En 1980, c’est l’année cruciale du référendum. O’Neil y plonge en nous offrant le récit détaillé de tous les événements qui s’y sont succédé dans la fièvre et la tension des enjeux. Celui des Yvette est rempli d’émotion. Au cours d’une allocution, Lise Payette, du parti québécois, a comparé la femme au foyer à l’Yvette, la petite fille modèle des manuels scolaires d’autrefois.  L’incident provoque un tollé chez ses adversaires, partisanes du NON, qui organisent d’urgence une assemblée monstre à Montréal en réaction à cette malheureuse allusion.

La nouvelle sénatrice, on le devine, se prononce en faveur du NON. Les discours d’Yvette Rousseau au Sénat sont remarqués. On la délègue partout dans le monde. L’auteure conclut qu’Yvette vit ses plus belles années.

Au milieu de ses nombreuses activités, Yvette éprouve des ennuis de santé qu’elle cherche à minimiser. Au mois de février 1988, elle doit entrer à l’hôpital. Après une série d’examens, le diagnostic demeure imprécis, mais son état s’aggrave. Chantal, sa fille aînée, note l’auteure, de concert avec ses frères et soeurs, décide de faire transporter Yvette à l’Hôpital Saint-Luc, de Montréal. Jeanne-Mance, une autre de ses filles, y travaille comme infirmière. Un médecin annonce à la famille que leur mère souffre d’un cancer du foie. L’évolution est rapide.

Le jeudi 17 mars 1988, Yvette s’éteint, entourée de ses huit enfants, qu’elle a tant aimés. Elle est partie sereine, rassurée sur le destin de ses quatre filles et de ses quatre fils. L’auteure décrit la peine et la consternation des membres du Sénat au moment où le président de la Chambre haute leur apprend le décès de la sénatrice Yvette Rousseau. Sur la colline du Parlement, le drapeau est en berne. Le monde syndical, comme le monde politique, de même que toutes les femmes du Québec expriment leurs regrets et lui rendent hommage.

Pour évoquer son souvenir, ses enfants ont choisi un verset du Livre des Proverbes qui dépeint bien leur mère, « Une femme de valeur » (p. 412). En voici la dernière phrase :

Nombre de femmes ont accompli des exploits, mais toi, tu les surpasses toutes !
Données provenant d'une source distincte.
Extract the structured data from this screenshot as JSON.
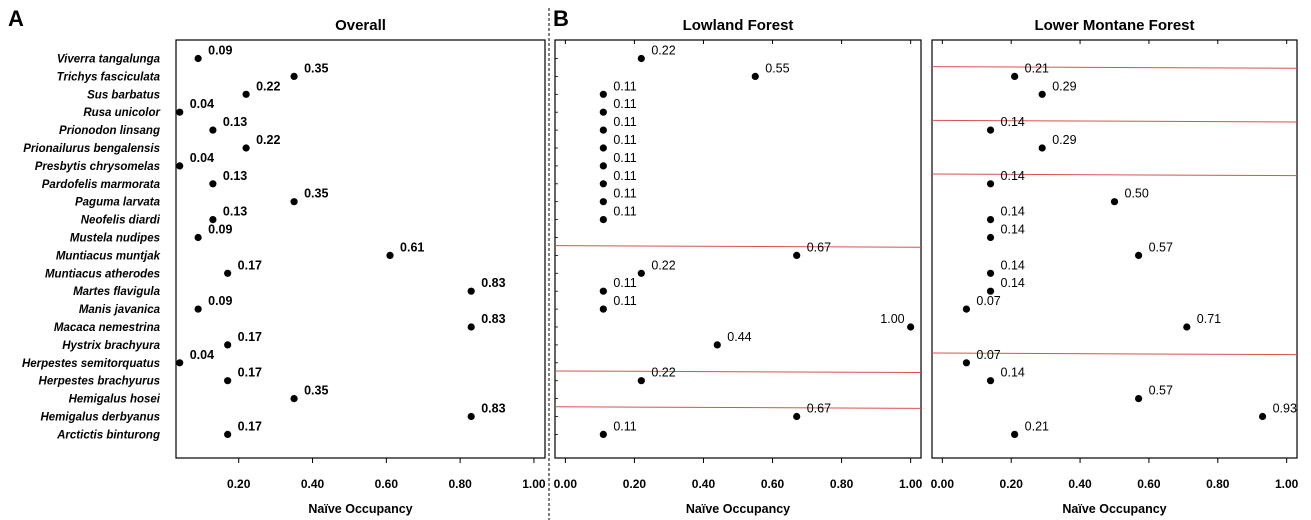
{
  "panel_letters": [
    "A",
    "B"
  ],
  "chart_data": [
    {
      "type": "scatter",
      "title": "Overall",
      "xlabel": "Naïve Occupancy",
      "xlim": [
        0.03,
        1.03
      ],
      "xticks": [
        "0.20",
        "0.40",
        "0.60",
        "0.80",
        "1.00"
      ],
      "categories": [
        "Viverra tangalunga",
        "Trichys fasciculata",
        "Sus barbatus",
        "Rusa unicolor",
        "Prionodon linsang",
        "Prionailurus bengalensis",
        "Presbytis chrysomelas",
        "Pardofelis marmorata",
        "Paguma larvata",
        "Neofelis diardi",
        "Mustela nudipes",
        "Muntiacus muntjak",
        "Muntiacus atherodes",
        "Martes flavigula",
        "Manis javanica",
        "Macaca nemestrina",
        "Hystrix brachyura",
        "Herpestes semitorquatus",
        "Herpestes brachyurus",
        "Hemigalus hosei",
        "Hemigalus derbyanus",
        "Arctictis binturong"
      ],
      "values": [
        0.09,
        0.35,
        0.22,
        0.04,
        0.13,
        0.22,
        0.04,
        0.13,
        0.35,
        0.13,
        0.09,
        0.61,
        0.17,
        0.83,
        0.09,
        0.83,
        0.17,
        0.04,
        0.17,
        0.35,
        0.83,
        0.17
      ],
      "labels": [
        "0.09",
        "0.35",
        "0.22",
        "0.04",
        "0.13",
        "0.22",
        "0.04",
        "0.13",
        "0.35",
        "0.13",
        "0.09",
        "0.61",
        "0.17",
        "0.83",
        "0.09",
        "0.83",
        "0.17",
        "0.04",
        "0.17",
        "0.35",
        "0.83",
        "0.17"
      ]
    },
    {
      "type": "scatter",
      "title": "Lowland Forest",
      "xlabel": "Naïve Occupancy",
      "xlim": [
        -0.03,
        1.03
      ],
      "xticks": [
        "0.00",
        "0.20",
        "0.40",
        "0.60",
        "0.80",
        "1.00"
      ],
      "values": [
        0.22,
        0.55,
        0.11,
        0.11,
        0.11,
        0.11,
        0.11,
        0.11,
        0.11,
        0.11,
        0.67,
        0.22,
        0.11,
        0.11,
        1.0,
        0.44,
        0.22,
        0.67,
        0.11
      ],
      "rows": [
        0,
        1,
        2,
        3,
        4,
        5,
        6,
        7,
        8,
        9,
        11,
        12,
        13,
        14,
        15,
        16,
        18,
        20,
        21
      ],
      "labels": [
        "0.22",
        "0.55",
        "0.11",
        "0.11",
        "0.11",
        "0.11",
        "0.11",
        "0.11",
        "0.11",
        "0.11",
        "0.67",
        "0.22",
        "0.11",
        "0.11",
        "1.00",
        "0.44",
        "0.22",
        "0.67",
        "0.11"
      ],
      "label_side": [
        "right",
        "right",
        "right",
        "right",
        "right",
        "right",
        "right",
        "right",
        "right",
        "right",
        "right",
        "right",
        "right",
        "right",
        "left",
        "right",
        "right",
        "right",
        "right"
      ],
      "separator_after_rows": [
        10,
        17,
        19
      ]
    },
    {
      "type": "scatter",
      "title": "Lower Montane Forest",
      "xlabel": "Naïve Occupancy",
      "xlim": [
        -0.03,
        1.03
      ],
      "xticks": [
        "0.00",
        "0.20",
        "0.40",
        "0.60",
        "0.80",
        "1.00"
      ],
      "values": [
        0.21,
        0.29,
        0.14,
        0.29,
        0.14,
        0.5,
        0.14,
        0.14,
        0.57,
        0.14,
        0.14,
        0.07,
        0.71,
        0.07,
        0.14,
        0.57,
        0.93,
        0.21
      ],
      "rows": [
        1,
        2,
        4,
        5,
        7,
        8,
        9,
        10,
        11,
        12,
        13,
        14,
        15,
        17,
        18,
        19,
        20,
        21
      ],
      "labels": [
        "0.21",
        "0.29",
        "0.14",
        "0.29",
        "0.14",
        "0.50",
        "0.14",
        "0.14",
        "0.57",
        "0.14",
        "0.14",
        "0.07",
        "0.71",
        "0.07",
        "0.14",
        "0.57",
        "0.93",
        "0.21"
      ],
      "label_side": [
        "right",
        "right",
        "right",
        "right",
        "right",
        "right",
        "right",
        "right",
        "right",
        "right",
        "right",
        "right",
        "right",
        "right",
        "right",
        "right",
        "right",
        "right"
      ],
      "separator_after_rows": [
        0,
        3,
        6,
        16
      ]
    }
  ],
  "colors": {
    "separator": "#d9534f",
    "point": "#000000",
    "axis": "#000000",
    "divider": "#000000"
  }
}
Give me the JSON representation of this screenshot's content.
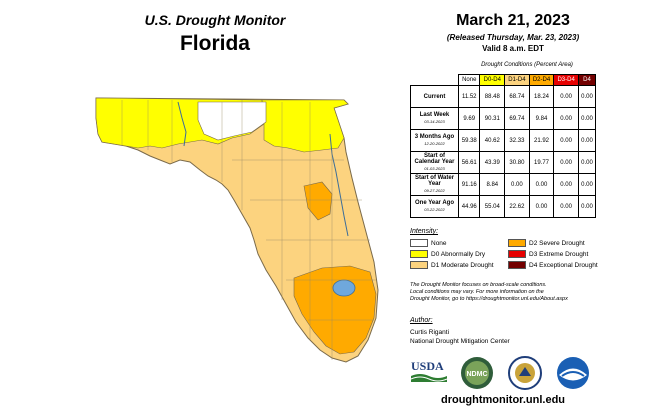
{
  "header": {
    "subtitle": "U.S. Drought Monitor",
    "state": "Florida"
  },
  "date": {
    "main": "March 21, 2023",
    "released": "(Released Thursday, Mar. 23, 2023)",
    "valid": "Valid 8 a.m. EDT"
  },
  "table": {
    "caption": "Drought Conditions (Percent Area)",
    "columns": [
      {
        "label": "None",
        "color": "#ffffff"
      },
      {
        "label": "D0-D4",
        "color": "#ffff00"
      },
      {
        "label": "D1-D4",
        "color": "#fcd37f"
      },
      {
        "label": "D2-D4",
        "color": "#ffaa00"
      },
      {
        "label": "D3-D4",
        "color": "#e60000"
      },
      {
        "label": "D4",
        "color": "#730000"
      }
    ],
    "rows": [
      {
        "label": "Current",
        "date": "",
        "values": [
          "11.52",
          "88.48",
          "68.74",
          "18.24",
          "0.00",
          "0.00"
        ]
      },
      {
        "label": "Last Week",
        "date": "03-14-2023",
        "values": [
          "9.69",
          "90.31",
          "69.74",
          "9.84",
          "0.00",
          "0.00"
        ]
      },
      {
        "label": "3 Months Ago",
        "date": "12-20-2022",
        "values": [
          "59.38",
          "40.62",
          "32.33",
          "21.92",
          "0.00",
          "0.00"
        ]
      },
      {
        "label": "Start of Calendar Year",
        "date": "01-03-2023",
        "values": [
          "56.61",
          "43.39",
          "30.80",
          "19.77",
          "0.00",
          "0.00"
        ]
      },
      {
        "label": "Start of Water Year",
        "date": "09-27-2022",
        "values": [
          "91.16",
          "8.84",
          "0.00",
          "0.00",
          "0.00",
          "0.00"
        ]
      },
      {
        "label": "One Year Ago",
        "date": "03-22-2022",
        "values": [
          "44.96",
          "55.04",
          "22.62",
          "0.00",
          "0.00",
          "0.00"
        ]
      }
    ]
  },
  "legend": {
    "heading": "Intensity:",
    "items": [
      {
        "label": "None",
        "color": "#ffffff"
      },
      {
        "label": "D0 Abnormally Dry",
        "color": "#ffff00"
      },
      {
        "label": "D1 Moderate Drought",
        "color": "#fcd37f"
      },
      {
        "label": "D2 Severe Drought",
        "color": "#ffaa00"
      },
      {
        "label": "D3 Extreme Drought",
        "color": "#e60000"
      },
      {
        "label": "D4 Exceptional Drought",
        "color": "#730000"
      }
    ]
  },
  "note": {
    "line1": "The Drought Monitor focuses on broad-scale conditions.",
    "line2": "Local conditions may vary. For more information on the",
    "line3": "Drought Monitor, go to https://droughtmonitor.unl.edu/About.aspx"
  },
  "author": {
    "heading": "Author:",
    "name": "Curtis Riganti",
    "org": "National Drought Mitigation Center"
  },
  "logos": {
    "usda": "USDA",
    "ndmc": "NDMC"
  },
  "website": "droughtmonitor.unl.edu"
}
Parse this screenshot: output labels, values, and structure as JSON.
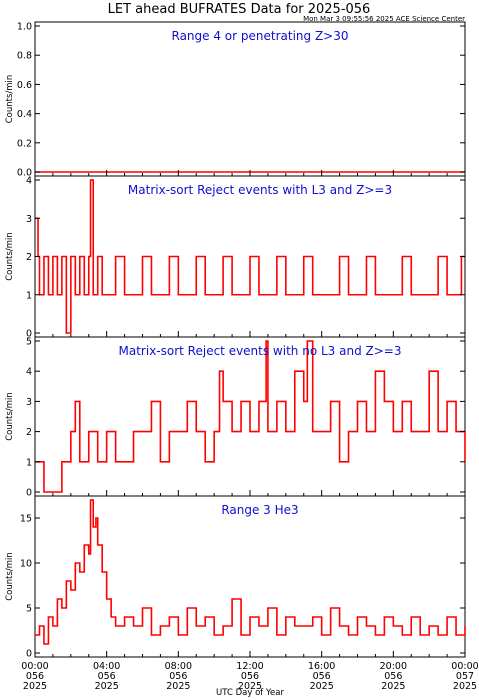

Merci à Huguette O’Neil d’avoir présenté cet ouvrage bien fait, émouvant, documenté et intéressant. La lectrice et le lecteur découvriront, en même temps que l’histoire d’une vie exceptionnelle, tout un pan du cheminement des Québécoises et des Québécois comme peuple.

Nous pouvons y mesurer le travail prodigieux accompli depuis plus d’un demi-siècle par celles qui ont contribué à l’amélioration de la condition des femmes. On trouve dans ces pages un élan vers les objectifs encore nombreux que nous cherchons à atteindre.

Yvette Rousseau, la réussite d’une vie, un livre à lire absolument.